Simply put, when we see school kids beating up a classmate on a school bus, when we see a street gang killing someone on the sidewalk "just for the fun of it," when we see black communities devastated by the collapse of the family unit, the abolition of fatherhood, when we hear "rap music," which denigrates every cultural value known to "white" America, when we see black studs siring dozens of children by as many women, when we see a "white" liberal America that has underwritten all of the above by a cynical welfare ideology that has locked generations of Americans into a hopeless cycle of dependency from which they will never emerge, rendering them incapable of becoming constructive citizens, when all of this becomes a steady diet in our headlines, what do we all as citizens deserve to acknowledge? Just why is it that our prison populations are predominately "minorities?" Do we dare ask? Or does just the asking condemn us to a perpetual purgatory of political parsimony?
Do we deserve to recognize Walter Williams, Thomas Sowell, Star Parker, Ben Carson, Allen West, Herman Cain and dozens of other commentators, black and white, who dare to raise the curtain - Toto style - on the social pathologies cited above?
How many studies on how societies collapse do we need before we come to grips with an honest appraisal of what "racism" is and what it isn't?
Ultimately, do we dare ask ourselves what our responsibilities are as citizens, as blacks or whites or anything else, and do we dare to hold ourselves accountable for our personal behavior?
Whitney Galbraith, Colorado Springs
Pay now, or pay later
After my sending him an email outlining my concerns about speeding and what I consider reckless driving on Teller County Road 51, Sheriff Mike Ensminger invited me to meet in his office, which I did recently. I had never met Mike, and I found him to be cordial and informed.
He listened to my concerns and promised he would do all he could to increase patrols in my area. He told me that I was not the only Teller County resident who has complained to him about people speeding through local neighborhoods.

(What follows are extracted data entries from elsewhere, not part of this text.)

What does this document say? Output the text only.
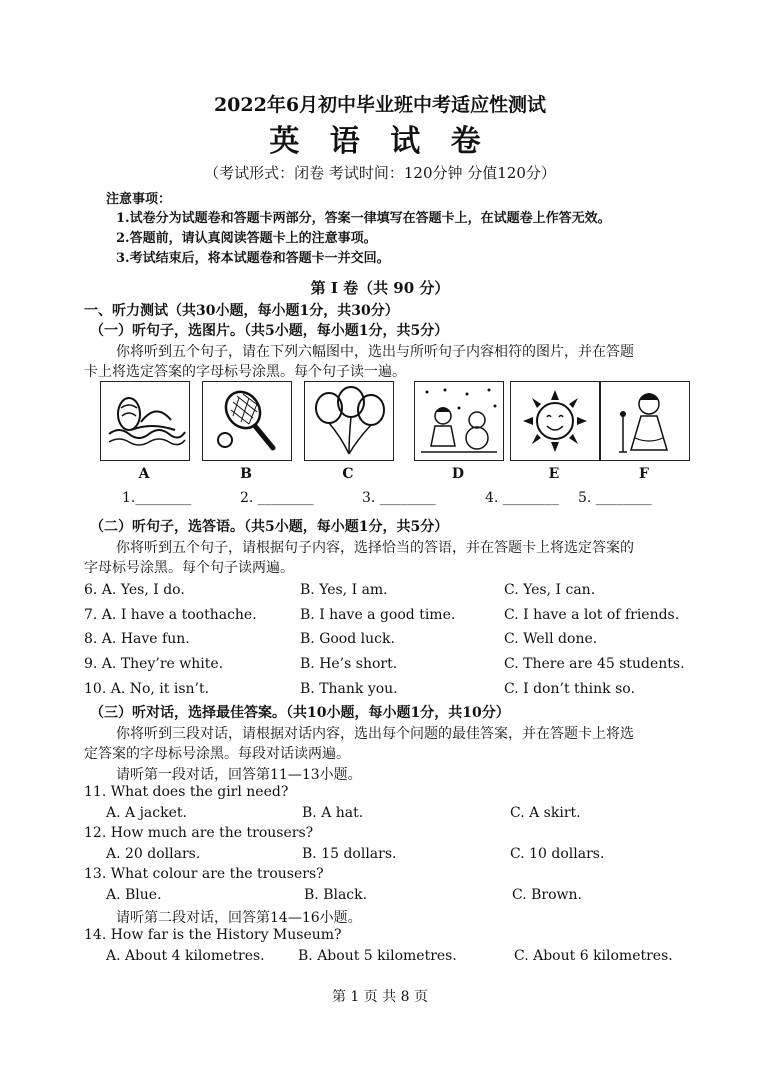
2022年6月初中毕业班中考适应性测试
英 语 试 卷
（考试形式：闭卷 考试时间：120分钟 分值120分）
注意事项：
1.试卷分为试题卷和答题卡两部分，答案一律填写在答题卡上，在试题卷上作答无效。
2.答题前，请认真阅读答题卡上的注意事项。
3.考试结束后，将本试题卷和答题卡一并交回。
第 I 卷（共 90 分）
一、听力测试（共30小题，每小题1分，共30分）
（一）听句子，选图片。（共5小题，每小题1分，共5分）
你将听到五个句子，请在下列六幅图中，选出与所听句子内容相符的图片，并在答题
卡上将选定答案的字母标号涂黑。每个句子读一遍。
A	B	C	D	E	F
1.________	2. ________	3. ________	4. ________ 5. ________
（二）听句子，选答语。（共5小题，每小题1分，共5分）
你将听到五个句子，请根据句子内容，选择恰当的答语，并在答题卡上将选定答案的
字母标号涂黑。每个句子读两遍。
6. A. Yes, I do.	B. Yes, I am.	C. Yes, I can.
7. A. I have a toothache.	B. I have a good time.	C. I have a lot of friends.
8. A. Have fun.	B. Good luck.	C. Well done.
9. A. They’re white.	B. He’s short.	C. There are 45 students.
10. A. No, it isn’t.	B. Thank you.	C. I don’t think so.
（三）听对话，选择最佳答案。（共10小题，每小题1分，共10分）
你将听到三段对话，请根据对话内容，选出每个问题的最佳答案，并在答题卡上将选
定答案的字母标号涂黑。每段对话读两遍。
请听第一段对话，回答第11—13小题。
11. What does the girl need?
A. A jacket.	B. A hat.	C. A skirt.
12. How much are the trousers?
A. 20 dollars.	B. 15 dollars.	C. 10 dollars.
13. What colour are the trousers?
A. Blue.	B. Black.	C. Brown.
请听第二段对话，回答第14—16小题。
14. How far is the History Museum?
A. About 4 kilometres. B. About 5 kilometres.	C. About 6 kilometres.
第 1 页 共 8 页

What Mike told me next was that the Teller County commissioners were funding his department at 2005 levels and that he was doing the best he could with the money he is given. I believe him, because with our "all Republican all the time" Teller government, tax increases (gasp) are not a subject of discussion here in get the government out of my pocketville.
However, commissioners are elected to ensure that county services are maintained during their terms of office, and that is currently not the case.
Teller County roads are in poor shape, county offices are running at half staffing and budgets are as lean as they have ever been, all so the county commissioners can say "I never raised your taxes during my term in office." Teller County enjoys one of the lowest tax rates in Colorado, and at some point we must realize that some small tax increase is necessary to maintain our infrastructure. We cannot put off needed repairs and maintenance to county assets that we all own.
I am not endorsing anyone for the upcoming elections in Teller County, but we must remember that the cost of providing necessary county services, maintaining qualified law enforcement personnel and keeping Teller County in top-notch shape requires an adequate tax base. If the current administration in Teller County is not up to the task, they can soon be replaced. What maintenance we forgo now will be paid for by our children, and it will be way more expensive.